Cuando caiga la lluvia en nuestras lápidas

“Uno no puede hacer nada por las personas que ama, salvo seguir amándolas”
Fernando Savater

 

    Me senté junto a Celia Narboni durante todo primero de bachillerato de Letras. Celia era triste, mustia y delicada. Le pintaba lágrimas negras a todo, unas lágrimas negras como las de Alice Cooper y besaba con lengua como si esa cosa fuera lo mejor que supiera hacer en la vida. Sin embargo, yo me hubiera quedado a vivir para siempre en el nido de sus muslos perfectos, aquellos muslos tersos que le veía todas las mañanas al final de sus vaqueros cortos, aquellos muslos limpios y blancos como la carne de Ashley Judd que yo siempre quise poder besar un día. Si me hubiesen dado a elegir, hubiese besado antes la piel de aquellos muslos que su boca, incluso me hubiese abrazado a ellos llorando de mucha pena cuando murió mamá. Mamá que olía muy bien a madre y se sabía cada pespunte de hasta el último ojal de mis camisas. Mamá que aquel año me dejó tan roto y solo en el mundo.
Celia era una muchacha con los ojos de color miel que vestía siempre con camisas muy blancas. Parecía extirpada de un altar romántico, traída de alguno de esos cuentos rusos de Chejov o de alguna de esas películas complicadas llenas de fatigada desidia de existir. Era callada y parca como yo. Los dos éramos tristes, turbios, sin caber. Éramos de esas personas que nacen para sentarse tranquilas junto a los ríos o saber mucho de Bécquer o de células, o para querer vivir dentro de un relámpago, pertenecíamos al subconjunto de alumnos que no se integran nunca en el fragor humano de los institutos. Ni siquiera sabíamos ponernos una máscara tonta llevada con astucia como hacía todo el mundo.
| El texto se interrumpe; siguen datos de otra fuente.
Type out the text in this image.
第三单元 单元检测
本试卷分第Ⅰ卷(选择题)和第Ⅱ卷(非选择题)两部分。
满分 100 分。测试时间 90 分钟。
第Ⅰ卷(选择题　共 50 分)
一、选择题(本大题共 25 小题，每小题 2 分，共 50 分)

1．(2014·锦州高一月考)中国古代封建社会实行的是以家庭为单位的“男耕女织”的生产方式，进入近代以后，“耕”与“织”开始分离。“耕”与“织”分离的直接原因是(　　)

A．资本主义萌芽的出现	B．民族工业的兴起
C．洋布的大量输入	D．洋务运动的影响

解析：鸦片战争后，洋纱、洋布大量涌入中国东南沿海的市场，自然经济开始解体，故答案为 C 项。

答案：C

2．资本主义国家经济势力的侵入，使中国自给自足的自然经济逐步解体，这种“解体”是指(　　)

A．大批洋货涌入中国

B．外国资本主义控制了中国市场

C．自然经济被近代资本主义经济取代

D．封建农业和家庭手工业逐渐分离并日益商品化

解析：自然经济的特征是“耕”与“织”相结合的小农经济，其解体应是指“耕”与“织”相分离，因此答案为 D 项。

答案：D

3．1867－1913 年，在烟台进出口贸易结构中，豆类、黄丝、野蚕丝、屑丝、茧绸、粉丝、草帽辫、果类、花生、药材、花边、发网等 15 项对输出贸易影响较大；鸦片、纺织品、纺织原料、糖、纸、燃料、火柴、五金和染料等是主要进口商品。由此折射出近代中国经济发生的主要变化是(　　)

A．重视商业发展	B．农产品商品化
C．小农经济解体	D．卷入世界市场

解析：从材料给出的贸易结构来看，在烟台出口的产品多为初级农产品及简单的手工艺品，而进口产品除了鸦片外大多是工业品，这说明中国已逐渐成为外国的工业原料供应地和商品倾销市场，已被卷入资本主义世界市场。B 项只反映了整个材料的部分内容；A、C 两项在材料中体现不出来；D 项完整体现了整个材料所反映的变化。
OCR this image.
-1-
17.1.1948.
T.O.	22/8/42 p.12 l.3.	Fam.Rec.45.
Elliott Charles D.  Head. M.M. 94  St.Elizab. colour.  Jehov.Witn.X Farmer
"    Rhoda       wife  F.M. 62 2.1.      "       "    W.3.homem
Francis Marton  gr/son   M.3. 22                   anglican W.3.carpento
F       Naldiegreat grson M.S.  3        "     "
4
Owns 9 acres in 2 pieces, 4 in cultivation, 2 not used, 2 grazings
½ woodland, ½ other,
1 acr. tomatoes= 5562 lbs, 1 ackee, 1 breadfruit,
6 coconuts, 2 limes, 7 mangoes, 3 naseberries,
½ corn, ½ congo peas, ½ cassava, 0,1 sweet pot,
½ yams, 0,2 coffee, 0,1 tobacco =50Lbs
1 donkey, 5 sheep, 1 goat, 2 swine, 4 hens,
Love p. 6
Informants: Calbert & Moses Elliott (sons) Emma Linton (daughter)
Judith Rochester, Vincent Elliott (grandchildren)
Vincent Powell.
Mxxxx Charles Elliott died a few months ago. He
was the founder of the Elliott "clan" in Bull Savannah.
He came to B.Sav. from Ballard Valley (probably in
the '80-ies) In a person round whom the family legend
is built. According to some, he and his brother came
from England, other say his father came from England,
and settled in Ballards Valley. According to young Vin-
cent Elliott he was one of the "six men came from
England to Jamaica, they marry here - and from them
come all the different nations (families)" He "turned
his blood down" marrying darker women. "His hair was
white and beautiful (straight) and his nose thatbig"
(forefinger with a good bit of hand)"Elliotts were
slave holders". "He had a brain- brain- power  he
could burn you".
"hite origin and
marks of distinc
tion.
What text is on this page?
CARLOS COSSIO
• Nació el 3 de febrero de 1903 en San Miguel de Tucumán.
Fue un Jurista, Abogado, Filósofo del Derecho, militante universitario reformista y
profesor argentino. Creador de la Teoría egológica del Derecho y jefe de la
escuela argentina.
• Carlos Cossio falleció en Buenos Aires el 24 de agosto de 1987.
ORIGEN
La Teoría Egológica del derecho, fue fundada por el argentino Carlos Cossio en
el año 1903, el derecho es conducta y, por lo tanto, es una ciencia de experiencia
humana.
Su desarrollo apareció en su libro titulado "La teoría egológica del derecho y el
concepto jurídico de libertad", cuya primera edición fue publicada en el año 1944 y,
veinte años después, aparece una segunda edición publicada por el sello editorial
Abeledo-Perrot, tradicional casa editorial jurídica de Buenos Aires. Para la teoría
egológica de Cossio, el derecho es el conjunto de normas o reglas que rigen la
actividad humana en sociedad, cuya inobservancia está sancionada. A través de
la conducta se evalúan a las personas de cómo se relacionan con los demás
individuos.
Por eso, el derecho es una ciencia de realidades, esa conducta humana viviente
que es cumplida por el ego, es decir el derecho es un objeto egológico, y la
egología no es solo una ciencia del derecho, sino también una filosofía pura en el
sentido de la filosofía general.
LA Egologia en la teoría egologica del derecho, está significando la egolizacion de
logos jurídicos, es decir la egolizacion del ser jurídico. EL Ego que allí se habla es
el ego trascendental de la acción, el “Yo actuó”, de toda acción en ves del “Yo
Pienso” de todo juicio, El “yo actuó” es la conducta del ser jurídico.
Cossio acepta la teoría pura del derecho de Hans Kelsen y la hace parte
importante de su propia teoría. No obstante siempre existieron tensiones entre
    No sé por qué algo nos condujo a sentarnos allí, en los pupitres sucios del final. Y aguantamos el curso entero así porque no dábamos remo y pasábamos casi inadvertidos para los profesores. Los primeros días no hablamos nada entre Celia y yo, sólo estábamos allí. Ni siquiera nos levantábamos en los cambios de clase para salir al pasillo o hacer estupideces como los demás. Seguíamos allí, aferrados a nuestras libretas y a nuestros libros de texto, haciendo como que estábamos muy ocupados en vivir.
La primera vez que Celia Narboni se dirigió a mí fue para decirme al final de una clase de Historia:
Me dan miedo las montañas rusas, pero creo en los ángeles y en las bibliotecas. ¿Y tú?
¿Yo qué?- Pregunté como un tonto. Y ella, decepcionada, continuó repasando con su rotulador las lágrimas negras que le estaba pintando al rostro de Fernando VII en el libro de texto. Entonces dije:
-Yo no soy mariquita, pero me gusta mucho Jesucristo.
Y se partió de risa. Reía como una diosa. Reía con la alegría muy limpia de un panadero humilde con delantal muy blanco o algo así.
Celia tenía ese rostro triste de muchacha sin suerte que tienen algunos autistas y una carne pálida como si se hubiera desnudado en uno de esos cuadros del Prado a una muchacha de Veemer, pero cuando reía por algo lo hacía muy vital, tenía una risa limpia y auténtica.
Mientras que los demás alumnos de primero de letras se ponían casi todos sus pins de cosas progres y sus camisetas baratas que pedían el fin de la virginidad en inglés o llevaban pintada la lengua de los rolling y tenían las cejas y las narices llenas de piercing, Celia vestía siempre con camisas muy blancas y pantalones de peto hippies o con vaqueros muy rotos y muy cortos que enseñaban su piernas perfectas y delgadas.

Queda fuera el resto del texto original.